D’abord le fait que l’on entre dans une zone de guerre sitôt le passage de la frontière turque. À quelques dizaines de mètres, il y a déjà des traces de balles, des carcasses de véhicules militaires calcinées, et puis des camps de réfugiés avec beaucoup d’enfants. Quand on s’enfonce dans le nord de la Syrie, on voit le traitement infligé par les forces du régime. L’armée d’Assad a deux stratégies. Autour d’Ariha par exemple, une petite ville partiellement prise par les révolutionnaires, elle avait dressé des barrages partout et il y avait des combats de rue avec les rebelles, dont certains n’ont pas 18 ans. Des combats très durs, qui font des victimes tous les jours. Les combattants ne prennent pas le temps de pleurer leurs morts, très vite enterrés. Ils sont extrêmement déterminés. Je reste en contact avec les combattants d’Ariha, via Skype : plusieurs de ceux que j’ai longuement rencontrés, et dont j’ai parlé dans mes reportages ont été blessés depuis. L’un a perdu son œil.

 

 

 

 

À Ariha, le régime continuait d’administrer la partie de la ville qu’il contrôle toujours, maintenant un semblant de vie normale. Mais dès que l’armée perd une ville ou un village, dès que l’Etat n’en a plus le contrôle, alors ce sont des représailles massives, des bombardements punitifs contre la population. Les obus tombent toutes les vingt minutes.

La ville de Maaret al-Noumane, sur l’axe Damas-Alep, a été en grande partie détruite par l’artillerie et l’aviation du régime. C’est une ville fantôme, désertée par la population civile, qui s’est réfugiée dans des camps de toile le long de la frontière turque. On n’y trouve plus que des combattants rebelles.

 

Les Occidentaux rechignent à armer la rébellion, de crainte que les armes tombent entre les mains du Front al-Nosra, dont Al-Qaida revendique la paternité. Que pèsent ces djihadistes ?

 

Dans la province d’Idlib où j’ai pu me rendre, ils pèsent assez peu : un combattant rebelle sur vingt, selon les chefs locaux de l’Armée libre syrienne. On ne les voit pas dans les villes libérées, ils ne prennent pas en charge la vie quotidienne de la population comme les combattants de l’ALS, qui organisent les distributions de pain. Ils n’étaient pas à Ariha par exemple, mais ils n’étaient pas très loin et participaient à des attaques contre les forces d’Assad.

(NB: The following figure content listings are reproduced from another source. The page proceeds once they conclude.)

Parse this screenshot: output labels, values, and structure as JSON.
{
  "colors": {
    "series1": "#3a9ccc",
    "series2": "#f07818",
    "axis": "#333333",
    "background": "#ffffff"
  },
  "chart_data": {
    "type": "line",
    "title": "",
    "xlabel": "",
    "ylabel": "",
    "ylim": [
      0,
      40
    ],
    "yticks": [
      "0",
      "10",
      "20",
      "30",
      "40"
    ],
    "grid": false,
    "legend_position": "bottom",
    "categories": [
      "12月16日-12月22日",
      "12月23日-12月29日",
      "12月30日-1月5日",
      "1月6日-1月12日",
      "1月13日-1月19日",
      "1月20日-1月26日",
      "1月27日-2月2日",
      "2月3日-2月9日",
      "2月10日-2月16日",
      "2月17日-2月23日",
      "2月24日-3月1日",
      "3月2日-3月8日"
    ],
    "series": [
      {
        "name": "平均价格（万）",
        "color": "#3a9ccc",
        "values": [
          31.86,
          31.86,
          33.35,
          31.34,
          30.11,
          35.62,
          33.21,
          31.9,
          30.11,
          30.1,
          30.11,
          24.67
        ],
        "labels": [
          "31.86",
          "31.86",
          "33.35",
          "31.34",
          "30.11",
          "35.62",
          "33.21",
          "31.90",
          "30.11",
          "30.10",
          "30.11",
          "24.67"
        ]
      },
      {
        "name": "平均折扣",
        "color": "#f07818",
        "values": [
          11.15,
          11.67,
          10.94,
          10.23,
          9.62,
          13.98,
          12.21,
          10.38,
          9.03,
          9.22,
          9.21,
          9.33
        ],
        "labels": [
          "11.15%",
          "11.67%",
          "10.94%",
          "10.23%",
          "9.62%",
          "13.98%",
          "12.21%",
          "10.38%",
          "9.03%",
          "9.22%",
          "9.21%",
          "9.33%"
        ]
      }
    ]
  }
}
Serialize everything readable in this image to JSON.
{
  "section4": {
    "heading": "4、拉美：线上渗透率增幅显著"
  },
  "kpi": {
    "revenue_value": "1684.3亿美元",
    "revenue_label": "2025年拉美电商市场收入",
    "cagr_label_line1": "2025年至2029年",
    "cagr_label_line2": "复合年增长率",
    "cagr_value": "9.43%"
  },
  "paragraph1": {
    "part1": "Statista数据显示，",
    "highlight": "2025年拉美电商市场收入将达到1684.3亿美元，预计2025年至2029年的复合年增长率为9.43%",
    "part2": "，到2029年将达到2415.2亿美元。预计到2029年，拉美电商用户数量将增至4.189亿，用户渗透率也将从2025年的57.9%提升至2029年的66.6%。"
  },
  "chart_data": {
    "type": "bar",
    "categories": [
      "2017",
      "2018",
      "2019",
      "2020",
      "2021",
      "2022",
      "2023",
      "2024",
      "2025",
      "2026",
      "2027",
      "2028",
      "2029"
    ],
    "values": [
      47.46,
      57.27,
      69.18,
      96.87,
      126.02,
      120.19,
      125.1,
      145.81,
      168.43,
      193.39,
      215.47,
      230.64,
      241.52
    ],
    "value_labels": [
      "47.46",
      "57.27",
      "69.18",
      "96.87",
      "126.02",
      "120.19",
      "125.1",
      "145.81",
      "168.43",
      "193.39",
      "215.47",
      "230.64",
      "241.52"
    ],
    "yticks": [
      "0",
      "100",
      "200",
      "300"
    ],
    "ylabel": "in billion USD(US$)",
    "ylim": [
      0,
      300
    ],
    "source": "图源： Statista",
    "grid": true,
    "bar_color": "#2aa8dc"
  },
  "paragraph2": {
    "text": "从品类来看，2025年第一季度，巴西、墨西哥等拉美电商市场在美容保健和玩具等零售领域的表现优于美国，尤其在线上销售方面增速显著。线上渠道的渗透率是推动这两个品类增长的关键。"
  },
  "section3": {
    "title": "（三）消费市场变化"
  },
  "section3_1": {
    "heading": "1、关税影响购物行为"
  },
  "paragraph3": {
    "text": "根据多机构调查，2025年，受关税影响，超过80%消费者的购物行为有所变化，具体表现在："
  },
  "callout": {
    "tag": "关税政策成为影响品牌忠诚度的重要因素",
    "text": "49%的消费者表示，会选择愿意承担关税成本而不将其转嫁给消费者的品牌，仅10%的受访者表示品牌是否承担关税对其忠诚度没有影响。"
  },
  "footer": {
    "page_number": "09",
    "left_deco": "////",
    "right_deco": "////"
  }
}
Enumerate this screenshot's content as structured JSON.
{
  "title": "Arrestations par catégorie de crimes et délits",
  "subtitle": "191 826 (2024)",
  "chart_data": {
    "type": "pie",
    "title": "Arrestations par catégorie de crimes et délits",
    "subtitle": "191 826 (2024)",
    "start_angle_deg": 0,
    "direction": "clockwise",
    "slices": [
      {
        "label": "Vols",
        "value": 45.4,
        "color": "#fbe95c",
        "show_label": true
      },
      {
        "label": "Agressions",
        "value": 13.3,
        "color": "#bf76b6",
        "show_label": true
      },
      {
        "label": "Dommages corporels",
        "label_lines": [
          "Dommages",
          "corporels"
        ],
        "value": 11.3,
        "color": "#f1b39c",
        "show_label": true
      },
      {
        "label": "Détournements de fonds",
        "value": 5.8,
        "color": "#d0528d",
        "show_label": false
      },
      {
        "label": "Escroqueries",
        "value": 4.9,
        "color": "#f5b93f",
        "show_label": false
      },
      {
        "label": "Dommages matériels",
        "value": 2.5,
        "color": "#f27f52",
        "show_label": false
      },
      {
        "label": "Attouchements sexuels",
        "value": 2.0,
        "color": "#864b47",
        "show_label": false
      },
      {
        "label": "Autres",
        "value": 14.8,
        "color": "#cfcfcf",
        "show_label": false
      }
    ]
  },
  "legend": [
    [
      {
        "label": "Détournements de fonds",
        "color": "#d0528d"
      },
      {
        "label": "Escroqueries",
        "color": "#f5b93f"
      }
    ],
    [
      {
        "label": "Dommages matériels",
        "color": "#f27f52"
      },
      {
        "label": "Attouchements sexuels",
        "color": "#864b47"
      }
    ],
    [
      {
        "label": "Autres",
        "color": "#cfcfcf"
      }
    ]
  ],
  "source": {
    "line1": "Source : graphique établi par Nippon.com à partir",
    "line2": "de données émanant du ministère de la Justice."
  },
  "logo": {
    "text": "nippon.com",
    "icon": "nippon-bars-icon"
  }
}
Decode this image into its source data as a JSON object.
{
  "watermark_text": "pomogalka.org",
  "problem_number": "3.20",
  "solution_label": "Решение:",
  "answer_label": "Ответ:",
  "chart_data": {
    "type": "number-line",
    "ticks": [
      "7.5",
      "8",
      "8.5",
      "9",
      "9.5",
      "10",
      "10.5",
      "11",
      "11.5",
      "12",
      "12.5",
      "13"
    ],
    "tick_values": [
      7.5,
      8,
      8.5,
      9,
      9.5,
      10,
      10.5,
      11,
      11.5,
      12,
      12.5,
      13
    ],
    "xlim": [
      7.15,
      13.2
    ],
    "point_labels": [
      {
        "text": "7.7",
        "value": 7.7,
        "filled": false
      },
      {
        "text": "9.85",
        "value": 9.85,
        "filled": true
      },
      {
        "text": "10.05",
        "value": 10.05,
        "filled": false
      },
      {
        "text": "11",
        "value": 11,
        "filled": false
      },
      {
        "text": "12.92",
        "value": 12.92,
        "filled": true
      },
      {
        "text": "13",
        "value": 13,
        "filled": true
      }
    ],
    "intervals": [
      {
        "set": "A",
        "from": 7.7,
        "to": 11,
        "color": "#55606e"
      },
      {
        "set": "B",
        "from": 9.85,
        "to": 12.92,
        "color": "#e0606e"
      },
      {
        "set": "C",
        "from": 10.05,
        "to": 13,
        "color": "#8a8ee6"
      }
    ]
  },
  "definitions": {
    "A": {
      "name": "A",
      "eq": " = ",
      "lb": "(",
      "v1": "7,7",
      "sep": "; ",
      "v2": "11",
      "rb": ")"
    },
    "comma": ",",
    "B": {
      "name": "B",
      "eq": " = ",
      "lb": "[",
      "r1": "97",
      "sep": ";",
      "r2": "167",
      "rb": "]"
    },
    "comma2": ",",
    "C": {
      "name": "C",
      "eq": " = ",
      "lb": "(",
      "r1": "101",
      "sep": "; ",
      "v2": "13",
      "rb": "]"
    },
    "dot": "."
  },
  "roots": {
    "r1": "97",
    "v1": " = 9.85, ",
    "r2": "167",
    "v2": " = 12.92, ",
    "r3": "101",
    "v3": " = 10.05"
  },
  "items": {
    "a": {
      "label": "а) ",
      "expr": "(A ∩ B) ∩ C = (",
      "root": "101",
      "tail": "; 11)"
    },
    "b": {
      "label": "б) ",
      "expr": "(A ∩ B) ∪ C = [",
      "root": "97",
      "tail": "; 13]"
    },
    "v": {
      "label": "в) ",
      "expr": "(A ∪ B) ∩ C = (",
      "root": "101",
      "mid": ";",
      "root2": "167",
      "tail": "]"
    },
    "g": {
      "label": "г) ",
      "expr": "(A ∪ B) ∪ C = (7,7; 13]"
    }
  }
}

Ce qui frappe, c’est qu’ils sont très bien équipés. Visiblement, ils bénéficient de soutiens extérieurs, alors que l’ALS se débrouille avec des armes prises à l’armée régulière et des bombes artisanales… Les deux forces se côtoient parfois, mais Al-Nosra est maintenue en dehors de l’ALS. Pour ce que j’ai pu apprendre, il se trouvait parmi les combattants djihadistes syriens des Américains, des Irlandais, des Français. Un de leurs émissaires, que j’ai pu rencontrer, était d’ailleurs francophone.

Les habitants des zones libérées respectent le Front al-Nosra, parce que ses hommes sont déterminés et se portent à la pointe du combat… aussi longtemps que les djihadistes ne se mêlent pas de leur mode de vie et ne tentent pas de leur imposer leurs règles.

Dans des zones libérées comme le Djebel Zawiya, quelques tribunaux de la charia ont été instaurés. Ils sont dirigés par des magistrats qui ont fait défection et des religieux liés aux Frères musulmans. S’y trouveraient aussi quelques membres du Front al-Nosra, mais à ma connaissance, ces cours n’ont pas prononcé de peines telles que des amputations. « La société syrienne n’accepterait pas cela », m’ont dit des rebelles modérés, qui les tolèrent à titre transitoire, parce qu’il faut bien combler le vide d’autorité.

Mais les opposants des Comités révolutionnaires locaux que j’ai rencontrés sont très clairs : ils combattent pour la liberté et la démocratie. Après la chute du régime d’Assad, le Front al-Nosra n’aura pas sa place en Syrie : « ses combattants devront accepter le mode de vie des Syriens ou repartir », disent-ils.